Deism offers a God concept in which God is transcendent but not immanent. Although it has been around since the time of Ancient Greece, deism flourished in Europe in the seventeenth and eighteenth centuries as a result of the emergence of science.
Several well-known figures embraced deism, including Voltaire (1694-1778) and several among the founding fathers of the American revolution including Thomas Paine, Benjamin Franklin, George Washington, Thomas Jefferson, and John Adams.
The earliest known use of the word deist was by Pierre Viret (1511-1571). In Viret’s view, the deist affirms belief in God as the creator of heaven and earth but rejects Jesus Christ and his doctrines, and he was antagonistic often labeling deists atheists and monsters. The British clergyman Richard Bentley (1662-1742), in his 1692 Boyle lecture, The Folly of Atheism and (What Is Now Called) Deism, conflated deism with atheism. The deist Thomas Jefferson (1743-1826) had to offset accusations of atheism by reminding his friends that he was a Christian.

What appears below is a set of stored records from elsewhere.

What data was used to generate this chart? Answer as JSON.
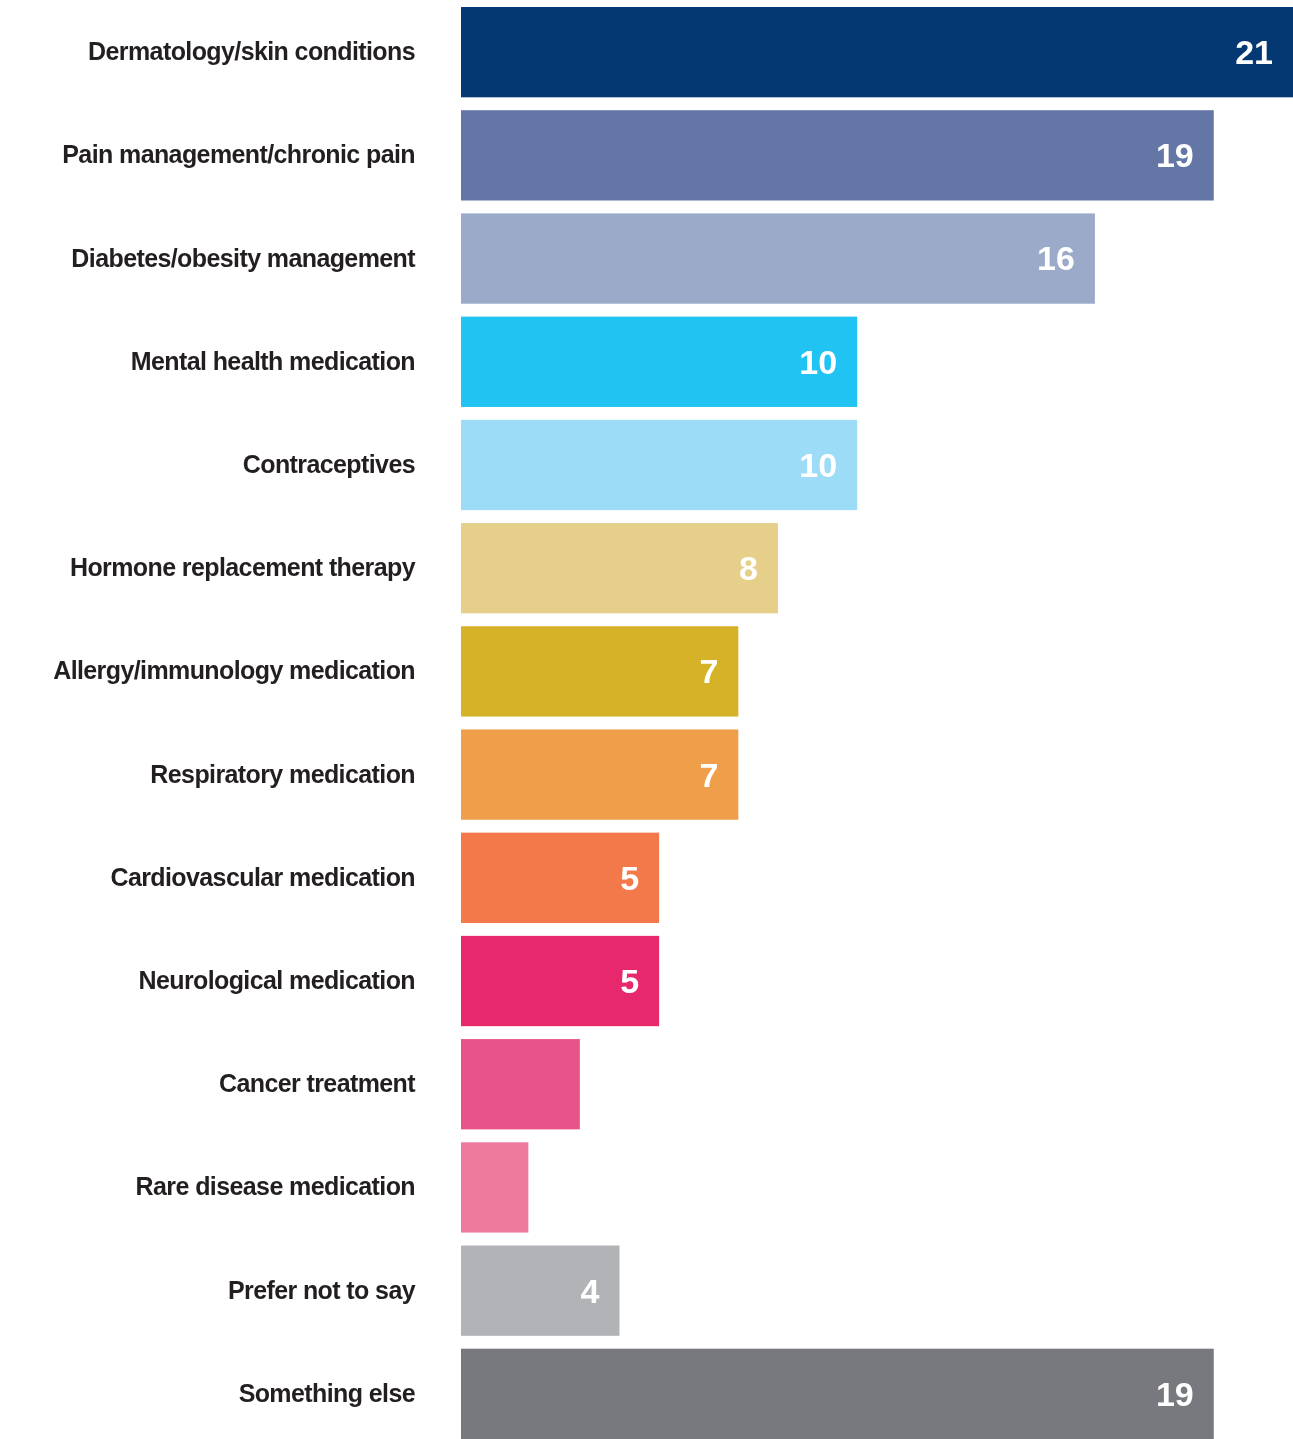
{
  "chart_data": {
    "type": "bar",
    "orientation": "horizontal",
    "categories": [
      "Dermatology/skin conditions",
      "Pain management/chronic pain",
      "Diabetes/obesity management",
      "Mental health medication",
      "Contraceptives",
      "Hormone replacement therapy",
      "Allergy/immunology medication",
      "Respiratory medication",
      "Cardiovascular medication",
      "Neurological medication",
      "Cancer treatment",
      "Rare disease medication",
      "Prefer not to say",
      "Something else"
    ],
    "values": [
      21,
      19,
      16,
      10,
      10,
      8,
      7,
      7,
      5,
      5,
      3,
      1.7,
      4,
      19
    ],
    "value_labels": [
      "21",
      "19",
      "16",
      "10",
      "10",
      "8",
      "7",
      "7",
      "5",
      "5",
      null,
      null,
      "4",
      "19"
    ],
    "colors": [
      "#043873",
      "#6476a5",
      "#9caac9",
      "#20c3f1",
      "#9ddcf6",
      "#e6cf8a",
      "#d5b228",
      "#ef9e4a",
      "#f3794a",
      "#e8286c",
      "#e8548a",
      "#ed7a9c",
      "#b2b3b6",
      "#78797e"
    ],
    "xlim": [
      0,
      21
    ]
  }
}
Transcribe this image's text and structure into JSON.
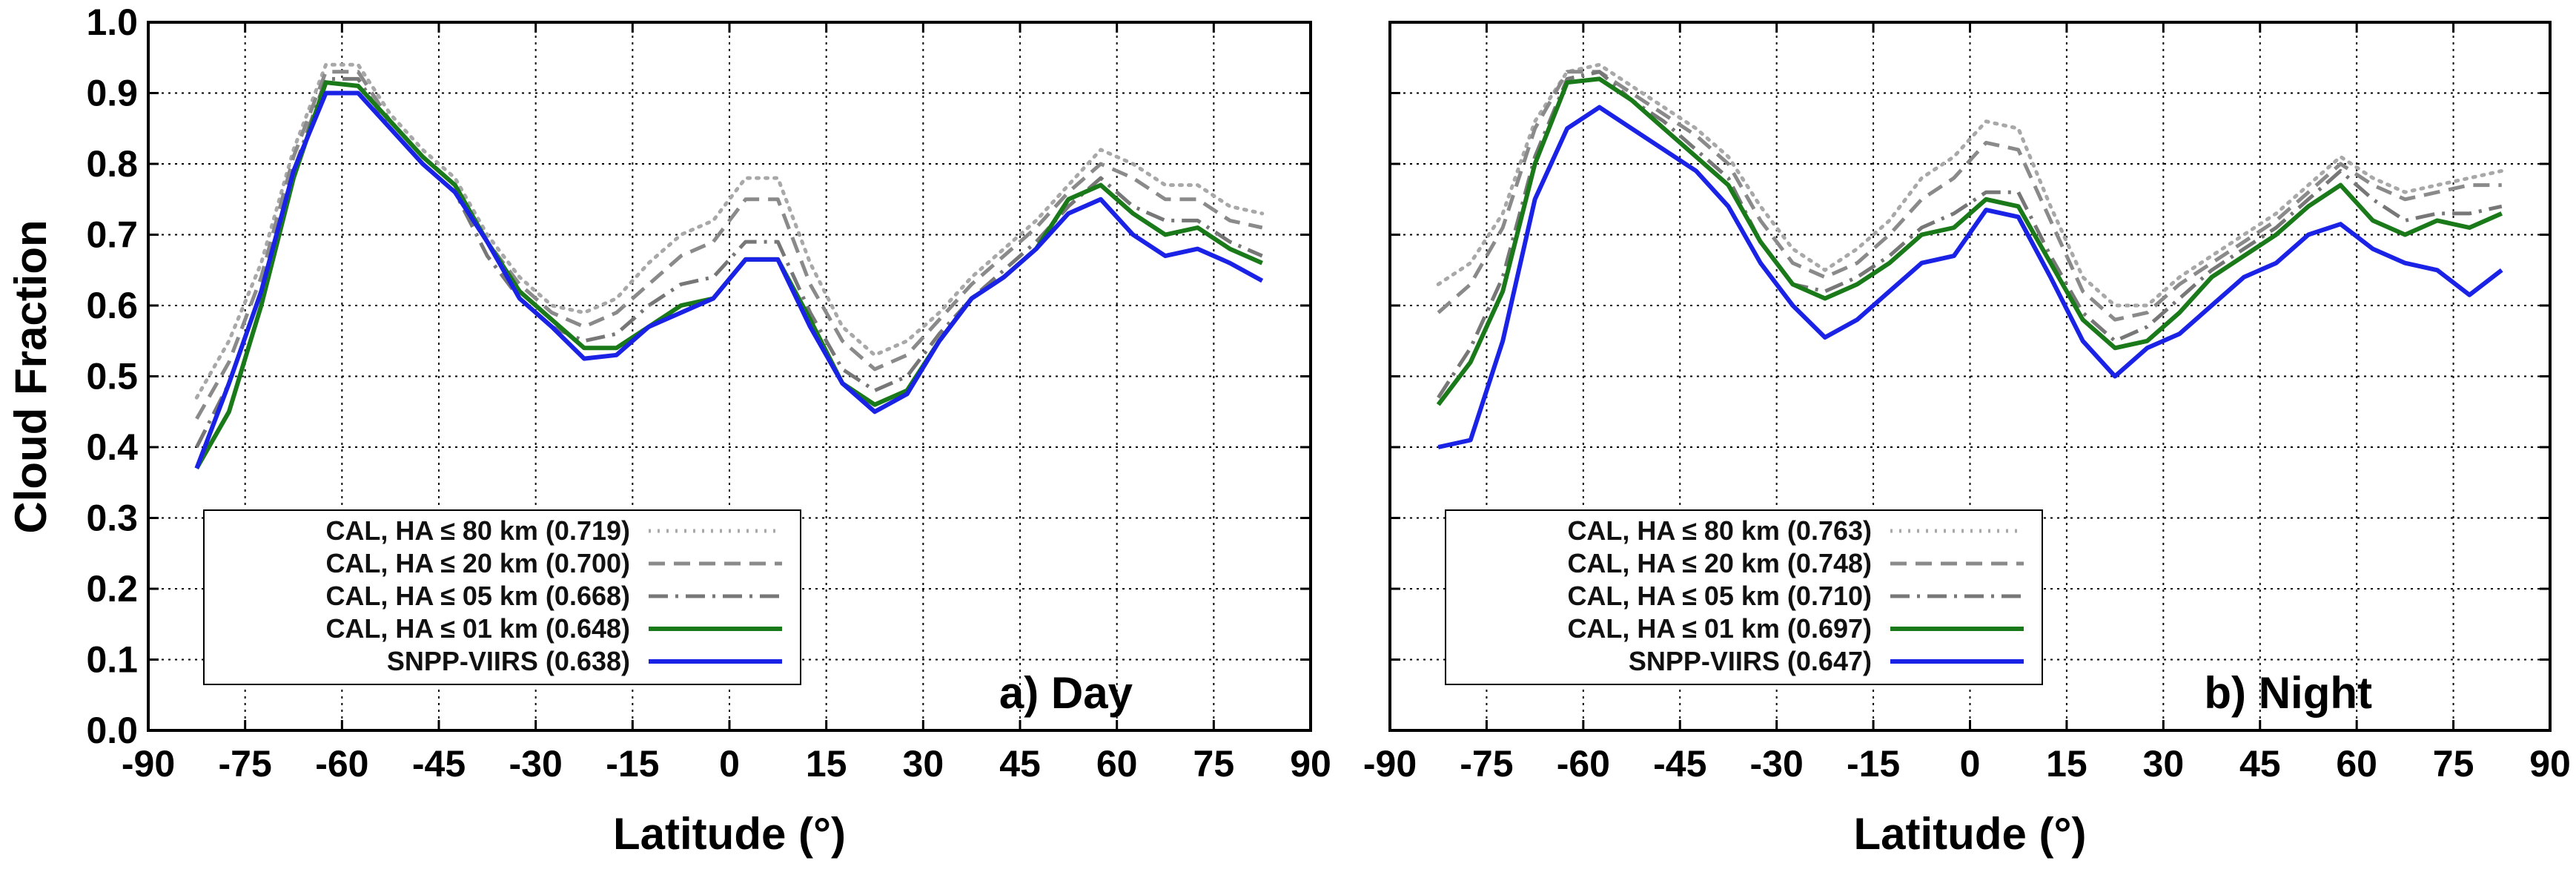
{
  "chart_data": [
    {
      "type": "line",
      "panel_label": "a) Day",
      "xlabel": "Latitude (°)",
      "ylabel": "Cloud Fraction",
      "xlim": [
        -90,
        90
      ],
      "ylim": [
        0.0,
        1.0
      ],
      "xticks": [
        "-90",
        "-75",
        "-60",
        "-45",
        "-30",
        "-15",
        "0",
        "15",
        "30",
        "45",
        "60",
        "75",
        "90"
      ],
      "yticks": [
        "0.0",
        "0.1",
        "0.2",
        "0.3",
        "0.4",
        "0.5",
        "0.6",
        "0.7",
        "0.8",
        "0.9",
        "1.0"
      ],
      "grid": true,
      "legend_position": "bottom-left",
      "x": [
        -82.5,
        -77.5,
        -72.5,
        -67.5,
        -62.5,
        -57.5,
        -52.5,
        -47.5,
        -42.5,
        -37.5,
        -32.5,
        -27.5,
        -22.5,
        -17.5,
        -12.5,
        -7.5,
        -2.5,
        2.5,
        7.5,
        12.5,
        17.5,
        22.5,
        27.5,
        32.5,
        37.5,
        42.5,
        47.5,
        52.5,
        57.5,
        62.5,
        67.5,
        72.5,
        77.5,
        82.5
      ],
      "series": [
        {
          "name": "CAL, HA ≤ 80 km (0.719)",
          "style": "dotted",
          "color": "#a8a8a8",
          "values": [
            0.47,
            0.55,
            0.66,
            0.82,
            0.94,
            0.94,
            0.87,
            0.82,
            0.78,
            0.7,
            0.64,
            0.6,
            0.59,
            0.61,
            0.66,
            0.7,
            0.72,
            0.78,
            0.78,
            0.66,
            0.57,
            0.53,
            0.55,
            0.59,
            0.64,
            0.68,
            0.72,
            0.77,
            0.82,
            0.8,
            0.77,
            0.77,
            0.74,
            0.73
          ]
        },
        {
          "name": "CAL, HA ≤ 20 km (0.700)",
          "style": "dashed",
          "color": "#8a8a8a",
          "values": [
            0.44,
            0.52,
            0.64,
            0.81,
            0.93,
            0.93,
            0.86,
            0.81,
            0.77,
            0.69,
            0.63,
            0.59,
            0.57,
            0.59,
            0.63,
            0.67,
            0.69,
            0.75,
            0.75,
            0.63,
            0.55,
            0.51,
            0.53,
            0.58,
            0.63,
            0.67,
            0.71,
            0.76,
            0.8,
            0.78,
            0.75,
            0.75,
            0.72,
            0.71
          ]
        },
        {
          "name": "CAL, HA ≤ 05 km (0.668)",
          "style": "dashdot",
          "color": "#777777",
          "values": [
            0.4,
            0.49,
            0.62,
            0.79,
            0.92,
            0.92,
            0.85,
            0.8,
            0.76,
            0.67,
            0.61,
            0.57,
            0.55,
            0.56,
            0.6,
            0.63,
            0.64,
            0.69,
            0.69,
            0.59,
            0.51,
            0.48,
            0.5,
            0.56,
            0.61,
            0.65,
            0.69,
            0.74,
            0.78,
            0.74,
            0.72,
            0.72,
            0.69,
            0.67
          ]
        },
        {
          "name": "CAL, HA ≤ 01 km (0.648)",
          "style": "solid",
          "color": "#1a7a1a",
          "values": [
            0.37,
            0.45,
            0.6,
            0.78,
            0.915,
            0.91,
            0.86,
            0.81,
            0.77,
            0.69,
            0.62,
            0.58,
            0.54,
            0.54,
            0.57,
            0.6,
            0.61,
            0.665,
            0.665,
            0.58,
            0.49,
            0.46,
            0.48,
            0.55,
            0.61,
            0.64,
            0.68,
            0.75,
            0.77,
            0.73,
            0.7,
            0.71,
            0.68,
            0.66
          ]
        },
        {
          "name": "SNPP-VIIRS (0.638)",
          "style": "solid",
          "color": "#1a22e6",
          "values": [
            0.37,
            0.49,
            0.62,
            0.79,
            0.9,
            0.9,
            0.85,
            0.8,
            0.76,
            0.69,
            0.61,
            0.57,
            0.525,
            0.53,
            0.57,
            0.59,
            0.61,
            0.665,
            0.665,
            0.57,
            0.49,
            0.45,
            0.475,
            0.55,
            0.61,
            0.64,
            0.68,
            0.73,
            0.75,
            0.7,
            0.67,
            0.68,
            0.66,
            0.635
          ]
        }
      ]
    },
    {
      "type": "line",
      "panel_label": "b) Night",
      "xlabel": "Latitude (°)",
      "ylabel": "",
      "xlim": [
        -90,
        90
      ],
      "ylim": [
        0.0,
        1.0
      ],
      "xticks": [
        "-90",
        "-75",
        "-60",
        "-45",
        "-30",
        "-15",
        "0",
        "15",
        "30",
        "45",
        "60",
        "75",
        "90"
      ],
      "grid": true,
      "legend_position": "bottom-left",
      "x": [
        -82.5,
        -77.5,
        -72.5,
        -67.5,
        -62.5,
        -57.5,
        -52.5,
        -47.5,
        -42.5,
        -37.5,
        -32.5,
        -27.5,
        -22.5,
        -17.5,
        -12.5,
        -7.5,
        -2.5,
        2.5,
        7.5,
        12.5,
        17.5,
        22.5,
        27.5,
        32.5,
        37.5,
        42.5,
        47.5,
        52.5,
        57.5,
        62.5,
        67.5,
        72.5,
        77.5,
        82.5
      ],
      "series": [
        {
          "name": "CAL, HA ≤ 80 km (0.763)",
          "style": "dotted",
          "color": "#a8a8a8",
          "values": [
            0.63,
            0.66,
            0.73,
            0.86,
            0.93,
            0.94,
            0.91,
            0.88,
            0.85,
            0.81,
            0.74,
            0.68,
            0.65,
            0.68,
            0.72,
            0.78,
            0.81,
            0.86,
            0.85,
            0.74,
            0.64,
            0.6,
            0.6,
            0.64,
            0.67,
            0.7,
            0.73,
            0.77,
            0.81,
            0.78,
            0.76,
            0.77,
            0.78,
            0.79
          ]
        },
        {
          "name": "CAL, HA ≤ 20 km (0.748)",
          "style": "dashed",
          "color": "#8a8a8a",
          "values": [
            0.59,
            0.63,
            0.71,
            0.85,
            0.93,
            0.93,
            0.9,
            0.87,
            0.84,
            0.8,
            0.72,
            0.66,
            0.64,
            0.66,
            0.7,
            0.75,
            0.78,
            0.83,
            0.82,
            0.72,
            0.62,
            0.58,
            0.59,
            0.63,
            0.66,
            0.69,
            0.72,
            0.76,
            0.8,
            0.77,
            0.75,
            0.76,
            0.77,
            0.77
          ]
        },
        {
          "name": "CAL, HA ≤ 05 km (0.710)",
          "style": "dashdot",
          "color": "#777777",
          "values": [
            0.47,
            0.54,
            0.64,
            0.81,
            0.92,
            0.93,
            0.89,
            0.86,
            0.82,
            0.78,
            0.69,
            0.63,
            0.62,
            0.64,
            0.67,
            0.71,
            0.73,
            0.76,
            0.76,
            0.67,
            0.59,
            0.55,
            0.57,
            0.61,
            0.65,
            0.68,
            0.71,
            0.75,
            0.79,
            0.75,
            0.72,
            0.73,
            0.73,
            0.74
          ]
        },
        {
          "name": "CAL, HA ≤ 01 km (0.697)",
          "style": "solid",
          "color": "#1a7a1a",
          "values": [
            0.46,
            0.52,
            0.62,
            0.8,
            0.915,
            0.92,
            0.89,
            0.85,
            0.81,
            0.77,
            0.69,
            0.63,
            0.61,
            0.63,
            0.66,
            0.7,
            0.71,
            0.75,
            0.74,
            0.66,
            0.58,
            0.54,
            0.55,
            0.59,
            0.64,
            0.67,
            0.7,
            0.74,
            0.77,
            0.72,
            0.7,
            0.72,
            0.71,
            0.73
          ]
        },
        {
          "name": "SNPP-VIIRS (0.647)",
          "style": "solid",
          "color": "#1a22e6",
          "values": [
            0.4,
            0.41,
            0.55,
            0.75,
            0.85,
            0.88,
            0.85,
            0.82,
            0.79,
            0.74,
            0.66,
            0.6,
            0.555,
            0.58,
            0.62,
            0.66,
            0.67,
            0.735,
            0.725,
            0.64,
            0.55,
            0.5,
            0.54,
            0.56,
            0.6,
            0.64,
            0.66,
            0.7,
            0.715,
            0.68,
            0.66,
            0.65,
            0.615,
            0.65
          ]
        }
      ]
    }
  ]
}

Deism is the belief in one God who created but does not intervene in the universe (1). All deists agreed that there is a creator God who produced a rational, orderly universe governed by laws that can be understood by reasoning human beings (2). God created the world machine and left the universe to run and operate according to natural laws. The laws of motion posited by Isaac Newton (1642-1727) suggested the reality of a universe that operated in a predictable, mechanical fashion, much like a clock. Thus, deism flourished in the wake of the rise of Newtonian science in the seventeenth century,
“…the idea of God intervening in the course of nature has been widely thought to be inconsistent with the scientific outlook. Miraculous divine acts have been understood as breaking the normal laws of nature (as we saw with Spinoza). Deism, in reaction, retains belief in a creator God who started everything off, but it holds that he does not act within the world thereafter. Some deists may retain belief in the continuous sustaining activity of God, they just deny that he makes any special interventions in certain events rather than others” (3).
Deism, of course, differs significantly from traditional forms of theism that present a God that talks to people, provides direct revelation, influences human beings, and is intimately acquainted with them. Although on deism God sustains the universe in existence he is not in the world in any way. God has not, for instance, provided humanity with direct revelation. Further, God’s lack of immanence in the world means that there are no miracles and since miracles do not occur, any belief in them is superstition. Further, petitionary prayers are pointless despite God being aware of everything that goes on in the world.
Human beings also derived a sense of moral right and wrong from God by which to guide behavior (4). Institutional religion is not considered important, except for it aid in promoting moral behavior. There is life after death and God will judge persons according to God’s moral law that he gave humanity.
1. Garner, Bryan. 2016. Garner’s Modern English Usage. Oxford: Oxford University Press. p. 904; Stevenson, Leslie. 2019. “Deism”. In Eighteen Takes on God: A Short Guide for Those Who Are Still Perplexed. Oxford: Oxford University Press. p. 54.
2. Shuffelton, Frank. “Deism.” Encyclopedia of the New American Nation 1:369-371. p. 369.
3. Stevenson, Leslie. 2019. Ibid. p. 53-54.
4. Creel, Richard. 2013. Philosophy of Religion: The Basics. Hoboken: John Wiley & Sons.